Identify and manage problems with your advisor
Keep an eye out for danger signs that suggest something is going wrong. For example:
- Is the advisor trying to tie you into an inflexible agreement?
- Is the advisor reluctant to commit to specific targets and deadlines?
- Does the advice you are getting reflect your own particular circumstances and priorities?
- Are you getting advice you can use and that leads to business benefits?
- Is the relationship producing what you expect and are deadlines being hit?
- Are you building a relationship of trust - does the advisor let you know when you are making a mistake?
- Are you progressing towards your overall objectives, or does everything seem to lead to a need for yet more advice?
- Do your calls get returned and does the advisor turn up on time for meetings?
- Do you look forward to meetings with the advisor?
You should take action as soon as you identify a potential problem before it can escalate.
Start by trying to identify the underlying cause.
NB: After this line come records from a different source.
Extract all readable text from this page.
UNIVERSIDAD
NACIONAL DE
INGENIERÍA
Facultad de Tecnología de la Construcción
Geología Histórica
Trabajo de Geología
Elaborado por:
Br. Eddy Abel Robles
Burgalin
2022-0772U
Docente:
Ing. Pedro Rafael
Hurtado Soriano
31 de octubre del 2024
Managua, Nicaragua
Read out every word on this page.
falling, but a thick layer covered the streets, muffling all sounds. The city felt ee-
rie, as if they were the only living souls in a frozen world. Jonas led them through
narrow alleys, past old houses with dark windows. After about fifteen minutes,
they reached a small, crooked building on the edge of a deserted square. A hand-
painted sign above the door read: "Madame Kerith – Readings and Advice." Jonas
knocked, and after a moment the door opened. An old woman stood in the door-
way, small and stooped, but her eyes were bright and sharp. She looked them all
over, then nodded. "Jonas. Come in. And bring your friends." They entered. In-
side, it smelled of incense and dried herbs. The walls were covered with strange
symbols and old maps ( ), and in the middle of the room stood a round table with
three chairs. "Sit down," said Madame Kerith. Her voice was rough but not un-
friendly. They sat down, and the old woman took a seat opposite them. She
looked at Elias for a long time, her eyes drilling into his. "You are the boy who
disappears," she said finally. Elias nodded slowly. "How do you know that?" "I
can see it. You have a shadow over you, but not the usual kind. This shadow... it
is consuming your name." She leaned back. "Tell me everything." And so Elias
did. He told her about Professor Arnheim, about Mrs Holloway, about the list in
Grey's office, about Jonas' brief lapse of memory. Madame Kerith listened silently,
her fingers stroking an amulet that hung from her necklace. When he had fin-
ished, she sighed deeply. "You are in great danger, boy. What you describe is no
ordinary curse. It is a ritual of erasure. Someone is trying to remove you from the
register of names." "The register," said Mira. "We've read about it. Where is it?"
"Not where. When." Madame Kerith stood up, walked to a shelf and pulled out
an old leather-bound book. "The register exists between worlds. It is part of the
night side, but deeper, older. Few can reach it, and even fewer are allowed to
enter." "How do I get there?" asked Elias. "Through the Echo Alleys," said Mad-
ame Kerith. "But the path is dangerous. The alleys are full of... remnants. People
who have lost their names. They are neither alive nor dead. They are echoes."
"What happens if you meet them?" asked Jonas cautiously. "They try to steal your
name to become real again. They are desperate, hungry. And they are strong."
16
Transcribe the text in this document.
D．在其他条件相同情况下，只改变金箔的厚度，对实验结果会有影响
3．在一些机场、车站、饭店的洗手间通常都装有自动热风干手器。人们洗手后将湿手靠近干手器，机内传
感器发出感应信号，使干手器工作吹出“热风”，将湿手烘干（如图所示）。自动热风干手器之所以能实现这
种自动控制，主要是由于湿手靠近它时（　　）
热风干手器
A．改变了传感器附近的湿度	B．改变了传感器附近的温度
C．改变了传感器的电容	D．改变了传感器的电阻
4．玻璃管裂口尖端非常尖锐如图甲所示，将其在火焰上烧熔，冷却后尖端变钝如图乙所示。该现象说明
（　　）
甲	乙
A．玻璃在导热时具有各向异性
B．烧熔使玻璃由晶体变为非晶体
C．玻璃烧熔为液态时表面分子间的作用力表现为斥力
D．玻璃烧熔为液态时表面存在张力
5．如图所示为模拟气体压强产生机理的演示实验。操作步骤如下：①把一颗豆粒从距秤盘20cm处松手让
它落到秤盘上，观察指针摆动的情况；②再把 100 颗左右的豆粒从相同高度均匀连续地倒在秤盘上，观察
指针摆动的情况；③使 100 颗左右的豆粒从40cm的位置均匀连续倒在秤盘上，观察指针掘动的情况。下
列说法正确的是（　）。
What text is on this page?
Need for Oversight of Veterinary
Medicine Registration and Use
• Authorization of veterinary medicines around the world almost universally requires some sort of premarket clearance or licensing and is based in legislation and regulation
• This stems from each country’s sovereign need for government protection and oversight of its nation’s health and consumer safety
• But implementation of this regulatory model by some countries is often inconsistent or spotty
For example, you might have briefed the advisor badly, or you and the advisor may have different expectations of how the relationship should work. Ask the advisor if there is anything giving them difficulties - lack of co-operation from employees, or pressure from other clients to give their business priority over yours.
If possible, you should reach a clear agreement on how to remedy the problem. If you can't do this yourselves, the advisor may belong to a professional body that offers a dispute resolution process.
If serious problems cannot be resolved, you may have no choice but to bring the relationship to an end.
End your relationship with an advisor
Successful project completion might bring a natural end to your relationship with an advisor. But it's also a good opportunity to review your business objectives and consider what advice you might now need. An advisor who has already worked with you and understands your business can be a valuable asset.
At the same time, you should not simply rely on the same advisor regardless of how your circumstances have changed. It's worth thinking again about what you are looking for and whether your existing advisor is the best choice. See the page in this guide on how to decide what you need from an advisor.
If you are using an advisor on a continuing basis, you should still have some form of targets and assessment process to help you monitor how well the relationship is working. For example, you might be able to set broad performance benchmarks for your business, and regularly review progress towards them.
As your business grows, you may find that you want to recruit or train employees to replace an advisor. For example, you might want to increase the level of in-house IT expertise as your systems become increasingly complex, or to recruit a personnel manager as the number of employees increases.
Or you may find that you need to terminate a relationship if things aren't working as they should.
In any case, your original agreement should specify how the relationship can be brought to an end. See the page in this guide on how to draw up an agreement with your advisor.